Biomol Eng. 1999 Dec 31;16(1-4):5-12. doi: 10.1016/s1050-3862(99)00047-9.
Avidin is a basic, highly stable, homotetrameric protein, isolated from bird egg-white, binding up to four molecules of D-biotin with extremely high affinity (Kd approximately 10(-15) M). The protein has been the object of different crystallographic investigations. In all the crystal structures, the four avidin subunits display almost exact 222 symmetry. Each avidin chain (128 amino acids) is arranged in a eight-stranded antiparallel beta-barrel, whose inner region defines the D-biotin binding site. The molecular bases of D-biotin affinity can be recognised in a fairly rigid binding site, which is sterically complementary to the shape and polarity of the incoming vitamin, and is readily accessible in the apoprotein structure. Avidin displays remarkable structural and functional relationships to the acidic protein sretpavidin, isolated from Streptomyces avidinii.

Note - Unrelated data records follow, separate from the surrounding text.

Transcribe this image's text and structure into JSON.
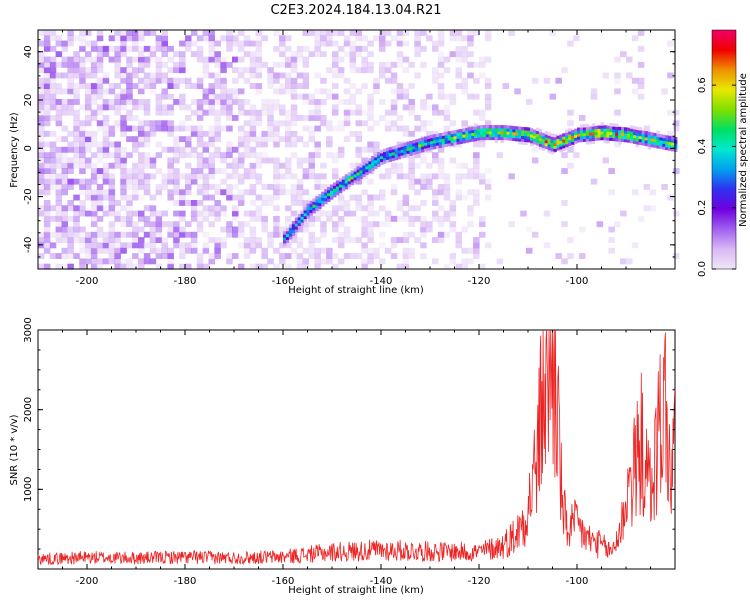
{
  "title": "C2E3.2024.184.13.04.R21",
  "chart_data": [
    {
      "type": "heatmap",
      "xlabel": "Height of straight line (km)",
      "ylabel": "Frequency (Hz)",
      "xlim": [
        -210,
        -80
      ],
      "ylim": [
        -50,
        49
      ],
      "x_ticks": [
        -200,
        -180,
        -160,
        -140,
        -120,
        -100
      ],
      "y_ticks": [
        -40,
        -20,
        0,
        20,
        40
      ],
      "colorbar": {
        "label": "Normalized spectral amplitude",
        "range": [
          0.0,
          0.78
        ],
        "ticks": [
          0.0,
          0.2,
          0.4,
          0.6
        ],
        "colormap": [
          "#f0e6f8",
          "#d9b8f5",
          "#a060f0",
          "#7000e0",
          "#3030f0",
          "#00a0f0",
          "#00e8d0",
          "#00e060",
          "#80e000",
          "#e8e800",
          "#f09000",
          "#f00000",
          "#f0006a"
        ]
      },
      "signal_track": {
        "x": [
          -160,
          -155,
          -150,
          -145,
          -140,
          -135,
          -130,
          -125,
          -120,
          -115,
          -110,
          -105,
          -100,
          -95,
          -90,
          -85,
          -80
        ],
        "frequency": [
          -38,
          -26,
          -18,
          -11,
          -4,
          -1,
          2,
          4,
          6,
          6,
          5,
          1,
          5,
          6,
          5,
          3,
          1
        ],
        "amplitude": [
          0.35,
          0.4,
          0.45,
          0.45,
          0.4,
          0.45,
          0.45,
          0.5,
          0.55,
          0.55,
          0.6,
          0.72,
          0.55,
          0.7,
          0.6,
          0.55,
          0.5
        ]
      },
      "background_noise_cutoff_x": -118
    },
    {
      "type": "line",
      "xlabel": "Height of straight line (km)",
      "ylabel": "SNR (10 * v/v)",
      "xlim": [
        -210,
        -80
      ],
      "ylim": [
        0,
        3000
      ],
      "x_ticks": [
        -200,
        -180,
        -160,
        -140,
        -120,
        -100
      ],
      "y_ticks": [
        1000,
        2000,
        3000
      ],
      "line_color": "#ee2222",
      "series": [
        {
          "x": [
            -210,
            -200,
            -190,
            -180,
            -170,
            -160,
            -150,
            -140,
            -130,
            -120,
            -115,
            -112,
            -110,
            -108,
            -107,
            -106,
            -105,
            -104,
            -103,
            -102,
            -100,
            -98,
            -95,
            -93,
            -91,
            -90,
            -88,
            -87,
            -86,
            -85,
            -84,
            -83,
            -82,
            -81,
            -80
          ],
          "values": [
            150,
            170,
            160,
            175,
            165,
            180,
            250,
            280,
            260,
            250,
            350,
            550,
            900,
            1700,
            2600,
            2900,
            3000,
            2400,
            900,
            600,
            650,
            450,
            350,
            250,
            600,
            1100,
            1500,
            1900,
            1400,
            1200,
            1600,
            2200,
            2500,
            1300,
            1800
          ]
        }
      ]
    }
  ]
}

抗生物素蛋白是一种碱性、高度稳定的同四聚体蛋白,从鸡蛋清中分离得到,能以极高的亲和力(解离常数Kd约为10^(-15) M)结合多达四个D-生物素分子。该蛋白一直是不同晶体学研究的对象。在所有晶体结构中,四个抗生物素蛋白亚基几乎呈现出精确的222对称性。每个抗生物素蛋白链(128个氨基酸)排列成一个八链反平行β桶状结构,其内部区域定义了D-生物素结合位点。D-生物素亲和力的分子基础可在一个相当刚性的结合位点中识别,该位点在空间上与进入的维生素的形状和极性互补,并且在脱辅基蛋白结构中易于接近。抗生物素蛋白与从嗜热栖热放线菌中分离得到的酸性蛋白链霉抗生物素蛋白显示出显著的结构和功能关系。